Они что-то бормотали. Пятьсот девятый вместе с остальными вышел из барака. На горизонте поздний вечер бесшумно опускался над близлежащими лесами. Пятьсот девятый присел около стены барака. Она еще сохранила немного солнечного тепла. Подошел Бухер и сел рядом с ним.
— Странно, — проговорил он мгновение спустя. — Иногда умирает сотня людей, и ничего не ощущаешь, а иногда — один, с которым в общем-то не многое тебя связывает, а кажется, будто это тысяча.
Пятьсот девятый кивнул.
— Силу нашего воображения нельзя измерить точными данными. Да и чувства под влиянием цифири не становятся глубже. Их можно измерять лишь в пределах единицы.
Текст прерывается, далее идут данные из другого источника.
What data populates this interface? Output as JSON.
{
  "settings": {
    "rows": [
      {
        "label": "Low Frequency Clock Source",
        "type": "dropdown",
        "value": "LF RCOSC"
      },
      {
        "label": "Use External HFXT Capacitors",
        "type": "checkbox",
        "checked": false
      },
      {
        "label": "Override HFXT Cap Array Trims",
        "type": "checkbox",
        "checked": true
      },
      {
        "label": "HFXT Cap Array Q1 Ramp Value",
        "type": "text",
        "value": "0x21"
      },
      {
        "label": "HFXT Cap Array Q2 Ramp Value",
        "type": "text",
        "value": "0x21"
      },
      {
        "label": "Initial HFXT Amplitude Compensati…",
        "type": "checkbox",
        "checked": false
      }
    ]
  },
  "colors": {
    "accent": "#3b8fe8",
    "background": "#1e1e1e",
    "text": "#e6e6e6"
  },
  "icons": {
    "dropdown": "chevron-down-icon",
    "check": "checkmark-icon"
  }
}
Казалось бы, единица, — но и ее вполне хватает, если есть глубина восприятия.
Хельвиг вышел из барака. Наклонившись, он прошел сквозь проем двери, и на какой-то миг показалось, будто он тащит на себе зловонную темноту, как пастух черную овцу на своих плечах, чтобы сбросить ее с себя и обмыть в вечерней чистоте. Потом он выпрямился и снова стал обычным узником.
— Это действительно было святотатством? — спросил Пятьсот девятый.
— Нет. Я не выполнял никаких действий священника. Я лишь присутствовал при покаянии.
— Мне хотелось что-нибудь оставить для тебя. Сигарету или кусочек хлеба. — Пятьсот девятый отдал Хельвигу его миску. — Но у нас самих ничего нет. Мы можем предложить тебе только суп Аммерса, если только он умрет до ужина. Тогда мы получим суп вместо него.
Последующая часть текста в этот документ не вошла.